By analyzing the single-cell transcriptomes of female patients with autoimmune diseases and COVID-19 infections, the authors found that XIST-dependent gene expression was excessive in CD11c + atypical B cells (ABCs), thus deducing that XIST dysregulation in these cells cannot ensure X Chromosome inactivation.
ABC is a special type of B-cell subtype, which is relatively rare under normal circumstances.
However, it can be found in patients with certain infectious diseases such as malaria, HIV and the recent COVID-19, or in women with autoimmune diseases (lupus erythematosus, Rheumatoid arthritis and Sjogren’s syndrome, etc.

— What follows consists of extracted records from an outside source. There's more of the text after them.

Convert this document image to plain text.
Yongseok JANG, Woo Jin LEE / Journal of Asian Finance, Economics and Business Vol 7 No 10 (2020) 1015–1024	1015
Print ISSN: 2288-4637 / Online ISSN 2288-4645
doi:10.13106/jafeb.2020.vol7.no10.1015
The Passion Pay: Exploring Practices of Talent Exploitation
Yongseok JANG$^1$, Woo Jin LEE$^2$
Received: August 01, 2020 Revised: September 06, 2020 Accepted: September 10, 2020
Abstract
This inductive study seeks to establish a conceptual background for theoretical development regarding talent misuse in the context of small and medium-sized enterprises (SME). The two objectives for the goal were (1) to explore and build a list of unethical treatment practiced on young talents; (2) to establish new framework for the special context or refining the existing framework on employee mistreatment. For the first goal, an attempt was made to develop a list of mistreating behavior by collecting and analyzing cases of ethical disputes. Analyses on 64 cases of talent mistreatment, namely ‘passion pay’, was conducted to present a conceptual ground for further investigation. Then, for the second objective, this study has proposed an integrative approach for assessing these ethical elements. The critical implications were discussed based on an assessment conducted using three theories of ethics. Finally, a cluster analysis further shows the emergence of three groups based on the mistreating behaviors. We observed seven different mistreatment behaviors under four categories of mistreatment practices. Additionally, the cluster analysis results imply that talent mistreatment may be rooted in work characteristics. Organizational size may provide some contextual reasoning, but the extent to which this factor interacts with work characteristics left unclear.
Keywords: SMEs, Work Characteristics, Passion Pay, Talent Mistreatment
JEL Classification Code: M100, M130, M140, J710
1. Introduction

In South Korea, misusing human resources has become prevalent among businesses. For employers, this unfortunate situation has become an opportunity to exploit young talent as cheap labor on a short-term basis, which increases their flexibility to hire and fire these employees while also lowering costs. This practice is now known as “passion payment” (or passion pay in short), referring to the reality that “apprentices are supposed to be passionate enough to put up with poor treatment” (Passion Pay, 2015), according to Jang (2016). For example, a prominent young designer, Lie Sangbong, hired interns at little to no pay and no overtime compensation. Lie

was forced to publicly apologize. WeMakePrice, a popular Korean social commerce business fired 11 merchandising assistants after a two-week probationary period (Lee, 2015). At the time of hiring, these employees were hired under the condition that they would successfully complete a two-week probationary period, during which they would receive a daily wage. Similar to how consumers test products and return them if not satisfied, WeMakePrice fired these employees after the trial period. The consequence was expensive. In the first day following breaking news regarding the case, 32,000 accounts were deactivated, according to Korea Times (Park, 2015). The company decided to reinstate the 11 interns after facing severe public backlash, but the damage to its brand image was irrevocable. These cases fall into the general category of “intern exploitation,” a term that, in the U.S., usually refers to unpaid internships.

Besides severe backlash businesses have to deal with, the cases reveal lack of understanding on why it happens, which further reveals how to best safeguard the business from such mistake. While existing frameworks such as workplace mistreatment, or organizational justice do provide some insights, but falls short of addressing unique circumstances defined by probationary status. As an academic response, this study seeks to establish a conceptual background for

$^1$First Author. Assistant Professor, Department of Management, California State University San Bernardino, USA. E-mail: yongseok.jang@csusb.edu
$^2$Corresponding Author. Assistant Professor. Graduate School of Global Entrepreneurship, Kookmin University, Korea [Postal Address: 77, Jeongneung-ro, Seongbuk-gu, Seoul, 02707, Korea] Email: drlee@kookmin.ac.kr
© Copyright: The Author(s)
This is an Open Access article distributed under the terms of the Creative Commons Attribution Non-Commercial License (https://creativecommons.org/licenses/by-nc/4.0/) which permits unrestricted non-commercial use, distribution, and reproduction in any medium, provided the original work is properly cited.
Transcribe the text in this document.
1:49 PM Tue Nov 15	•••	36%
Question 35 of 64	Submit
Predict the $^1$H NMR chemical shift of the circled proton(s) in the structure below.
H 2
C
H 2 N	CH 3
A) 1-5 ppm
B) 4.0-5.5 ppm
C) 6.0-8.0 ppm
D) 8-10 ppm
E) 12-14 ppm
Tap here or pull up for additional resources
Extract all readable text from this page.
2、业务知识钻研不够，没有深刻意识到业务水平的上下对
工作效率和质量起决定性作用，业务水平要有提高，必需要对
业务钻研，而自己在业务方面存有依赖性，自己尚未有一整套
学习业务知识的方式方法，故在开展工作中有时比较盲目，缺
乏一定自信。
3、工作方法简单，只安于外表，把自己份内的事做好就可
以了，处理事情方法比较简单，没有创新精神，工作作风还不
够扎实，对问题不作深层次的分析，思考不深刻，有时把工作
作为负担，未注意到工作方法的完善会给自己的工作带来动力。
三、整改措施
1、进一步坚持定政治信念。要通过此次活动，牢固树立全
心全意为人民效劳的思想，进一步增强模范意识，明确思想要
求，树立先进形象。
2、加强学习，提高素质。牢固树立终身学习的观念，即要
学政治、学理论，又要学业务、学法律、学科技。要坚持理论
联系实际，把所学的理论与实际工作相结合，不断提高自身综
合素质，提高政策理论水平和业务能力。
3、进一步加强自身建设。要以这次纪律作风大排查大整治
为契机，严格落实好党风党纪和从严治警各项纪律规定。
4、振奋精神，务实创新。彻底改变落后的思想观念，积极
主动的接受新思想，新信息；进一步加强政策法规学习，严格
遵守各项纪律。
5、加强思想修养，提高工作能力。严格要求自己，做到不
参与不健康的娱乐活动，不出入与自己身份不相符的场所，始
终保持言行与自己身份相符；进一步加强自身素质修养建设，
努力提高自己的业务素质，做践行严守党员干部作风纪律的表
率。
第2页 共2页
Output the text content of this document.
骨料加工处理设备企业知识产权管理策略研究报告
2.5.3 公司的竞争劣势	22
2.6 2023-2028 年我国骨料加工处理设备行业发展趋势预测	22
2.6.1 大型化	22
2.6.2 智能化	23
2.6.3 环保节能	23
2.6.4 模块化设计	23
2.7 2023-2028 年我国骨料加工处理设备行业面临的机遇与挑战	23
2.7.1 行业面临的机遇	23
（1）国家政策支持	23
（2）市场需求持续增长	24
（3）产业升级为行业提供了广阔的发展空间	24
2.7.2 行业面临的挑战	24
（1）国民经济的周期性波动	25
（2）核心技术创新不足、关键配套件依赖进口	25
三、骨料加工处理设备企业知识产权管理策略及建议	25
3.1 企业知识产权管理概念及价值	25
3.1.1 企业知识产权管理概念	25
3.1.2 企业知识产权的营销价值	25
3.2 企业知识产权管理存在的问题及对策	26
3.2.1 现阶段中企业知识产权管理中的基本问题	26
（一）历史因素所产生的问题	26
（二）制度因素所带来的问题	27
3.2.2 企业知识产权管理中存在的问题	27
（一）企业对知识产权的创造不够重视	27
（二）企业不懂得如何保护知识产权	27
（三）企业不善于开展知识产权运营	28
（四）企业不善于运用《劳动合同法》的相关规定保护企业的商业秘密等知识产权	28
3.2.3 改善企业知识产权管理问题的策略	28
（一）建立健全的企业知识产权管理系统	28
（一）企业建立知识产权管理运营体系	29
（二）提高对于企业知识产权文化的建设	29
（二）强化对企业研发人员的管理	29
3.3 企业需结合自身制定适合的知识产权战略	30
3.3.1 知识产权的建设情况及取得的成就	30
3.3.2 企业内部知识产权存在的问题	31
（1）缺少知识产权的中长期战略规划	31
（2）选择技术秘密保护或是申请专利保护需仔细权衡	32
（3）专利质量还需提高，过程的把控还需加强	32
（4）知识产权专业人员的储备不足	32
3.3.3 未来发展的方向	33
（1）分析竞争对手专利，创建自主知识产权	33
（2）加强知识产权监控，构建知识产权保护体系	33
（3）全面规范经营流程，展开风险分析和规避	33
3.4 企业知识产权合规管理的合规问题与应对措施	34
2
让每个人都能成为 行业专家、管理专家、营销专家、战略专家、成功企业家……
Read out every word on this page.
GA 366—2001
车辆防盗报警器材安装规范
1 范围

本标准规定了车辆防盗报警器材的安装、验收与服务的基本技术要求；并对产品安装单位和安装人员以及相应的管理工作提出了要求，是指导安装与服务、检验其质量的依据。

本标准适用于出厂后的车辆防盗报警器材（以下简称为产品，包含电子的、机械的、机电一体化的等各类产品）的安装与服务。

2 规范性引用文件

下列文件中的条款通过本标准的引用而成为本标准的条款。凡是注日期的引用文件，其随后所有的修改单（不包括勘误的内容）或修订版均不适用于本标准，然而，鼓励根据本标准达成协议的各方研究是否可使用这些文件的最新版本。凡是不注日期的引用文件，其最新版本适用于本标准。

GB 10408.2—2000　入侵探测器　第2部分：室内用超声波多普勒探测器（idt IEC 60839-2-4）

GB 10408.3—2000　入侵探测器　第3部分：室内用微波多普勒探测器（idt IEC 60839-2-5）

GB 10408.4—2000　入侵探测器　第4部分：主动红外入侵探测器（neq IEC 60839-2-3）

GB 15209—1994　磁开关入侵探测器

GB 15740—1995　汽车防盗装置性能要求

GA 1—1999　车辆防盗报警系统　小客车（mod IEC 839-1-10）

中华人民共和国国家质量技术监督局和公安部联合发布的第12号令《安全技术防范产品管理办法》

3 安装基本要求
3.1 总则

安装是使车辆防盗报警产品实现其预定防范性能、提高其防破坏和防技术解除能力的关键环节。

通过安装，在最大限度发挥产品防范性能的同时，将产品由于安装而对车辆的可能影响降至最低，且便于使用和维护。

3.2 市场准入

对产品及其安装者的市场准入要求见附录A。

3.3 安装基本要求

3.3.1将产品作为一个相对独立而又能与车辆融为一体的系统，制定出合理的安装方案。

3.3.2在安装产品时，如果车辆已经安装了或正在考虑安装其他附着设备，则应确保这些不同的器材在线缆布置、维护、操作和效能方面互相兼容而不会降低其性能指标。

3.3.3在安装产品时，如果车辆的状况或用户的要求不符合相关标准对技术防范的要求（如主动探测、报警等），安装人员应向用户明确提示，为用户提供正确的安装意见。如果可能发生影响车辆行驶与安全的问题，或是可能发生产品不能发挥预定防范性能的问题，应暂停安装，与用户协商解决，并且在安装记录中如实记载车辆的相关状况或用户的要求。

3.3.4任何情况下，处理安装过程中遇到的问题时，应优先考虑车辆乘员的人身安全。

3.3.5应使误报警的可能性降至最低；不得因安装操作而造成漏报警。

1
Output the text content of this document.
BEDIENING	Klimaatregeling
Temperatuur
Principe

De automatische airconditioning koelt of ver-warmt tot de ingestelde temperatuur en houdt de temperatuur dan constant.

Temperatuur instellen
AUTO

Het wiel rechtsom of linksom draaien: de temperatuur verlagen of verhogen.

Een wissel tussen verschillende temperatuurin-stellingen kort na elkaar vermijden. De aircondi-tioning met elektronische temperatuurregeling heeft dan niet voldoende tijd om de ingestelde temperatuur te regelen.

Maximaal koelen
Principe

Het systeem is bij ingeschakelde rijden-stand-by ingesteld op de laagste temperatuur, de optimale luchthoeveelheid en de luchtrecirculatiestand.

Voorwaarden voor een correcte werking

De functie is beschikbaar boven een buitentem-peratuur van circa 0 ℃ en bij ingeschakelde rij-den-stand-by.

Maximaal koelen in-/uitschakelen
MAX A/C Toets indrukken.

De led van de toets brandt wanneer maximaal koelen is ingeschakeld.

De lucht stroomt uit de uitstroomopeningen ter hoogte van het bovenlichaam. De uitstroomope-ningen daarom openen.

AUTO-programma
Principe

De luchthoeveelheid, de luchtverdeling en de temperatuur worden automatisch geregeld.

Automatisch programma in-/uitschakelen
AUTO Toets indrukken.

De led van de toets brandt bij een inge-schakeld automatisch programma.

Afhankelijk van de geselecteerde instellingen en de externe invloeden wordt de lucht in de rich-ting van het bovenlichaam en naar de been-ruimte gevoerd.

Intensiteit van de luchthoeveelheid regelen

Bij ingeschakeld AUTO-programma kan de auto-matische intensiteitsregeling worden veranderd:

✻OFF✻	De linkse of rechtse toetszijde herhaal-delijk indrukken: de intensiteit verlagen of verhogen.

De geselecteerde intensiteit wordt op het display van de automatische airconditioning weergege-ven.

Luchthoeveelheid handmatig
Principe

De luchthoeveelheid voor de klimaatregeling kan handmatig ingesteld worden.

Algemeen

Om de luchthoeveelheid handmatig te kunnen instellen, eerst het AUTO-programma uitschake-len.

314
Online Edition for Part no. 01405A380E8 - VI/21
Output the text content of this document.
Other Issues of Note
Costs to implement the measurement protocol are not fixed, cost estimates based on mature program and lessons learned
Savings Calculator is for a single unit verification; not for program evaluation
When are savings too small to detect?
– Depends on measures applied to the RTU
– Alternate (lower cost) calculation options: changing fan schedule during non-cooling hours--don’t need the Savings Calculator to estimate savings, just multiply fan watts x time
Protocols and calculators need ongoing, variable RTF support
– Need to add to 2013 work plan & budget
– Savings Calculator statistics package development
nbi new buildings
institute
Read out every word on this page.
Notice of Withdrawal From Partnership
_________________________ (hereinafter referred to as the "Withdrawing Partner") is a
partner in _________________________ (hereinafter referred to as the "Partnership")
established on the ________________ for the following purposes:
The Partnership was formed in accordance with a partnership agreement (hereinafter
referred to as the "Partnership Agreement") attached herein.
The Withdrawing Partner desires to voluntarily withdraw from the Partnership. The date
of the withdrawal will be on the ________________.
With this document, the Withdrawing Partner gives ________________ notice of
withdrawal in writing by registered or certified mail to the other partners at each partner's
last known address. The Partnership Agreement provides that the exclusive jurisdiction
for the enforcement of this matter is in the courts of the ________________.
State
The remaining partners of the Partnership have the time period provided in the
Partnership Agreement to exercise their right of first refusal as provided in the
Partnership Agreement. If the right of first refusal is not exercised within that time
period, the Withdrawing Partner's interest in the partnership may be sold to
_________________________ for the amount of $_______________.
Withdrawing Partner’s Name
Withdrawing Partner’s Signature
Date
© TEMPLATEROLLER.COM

) patients have a large increase.
Interestingly, ABC is abnormally amplified in aging female mice, but this phenomenon does not appear in male mice.
The formation of ABC depends on the activation of the TLR7 signaling pathway, and TLR7 is an XIST-dependent gene on the X chromosome, suggesting that XIST and the inactivation of the X chromosome regulated by XIST may affect the formation of ABC.
To explore this idea, the authors extracted B cells from the peripheral blood of normal women, knocked out XIST using CRISPR technology, and added TLR7 agonists in vitro to promote B cell differentiation.
After the level of XIST decreased, the authors found that ABC, especially ABC with IgG type antibodies The increase indicates that XIST can regulate and limit the formation of ABC.
In summary, this article opens up the research direction in the field of X chromosome inactivation, from previous studies on X inactivation in embryonic stem cells to the study of how XIST maintains X inactivation in adult somatic cells, providing potential for women with multiple autoimmune diseases Molecular mechanism.
In addition, gender differences are also reflected in neurological, metabolic, and cardiovascular diseases.
This discovery provides new ideas for people to study gender differences in these diseases.
The corresponding author of the article is Professor Howard Chang of Stanford University, and the first author is Yu Bingfei, a postdoctoral fellow of the research group.
Original link: Platemaker: Instructions for reprinting on the 11th [Non-original article] The copyright of this article belongs to the author of the article, and personal forwarding and sharing are welcome.
Reprinting is prohibited without permission, the author has all legal rights, and offenders must be investigated.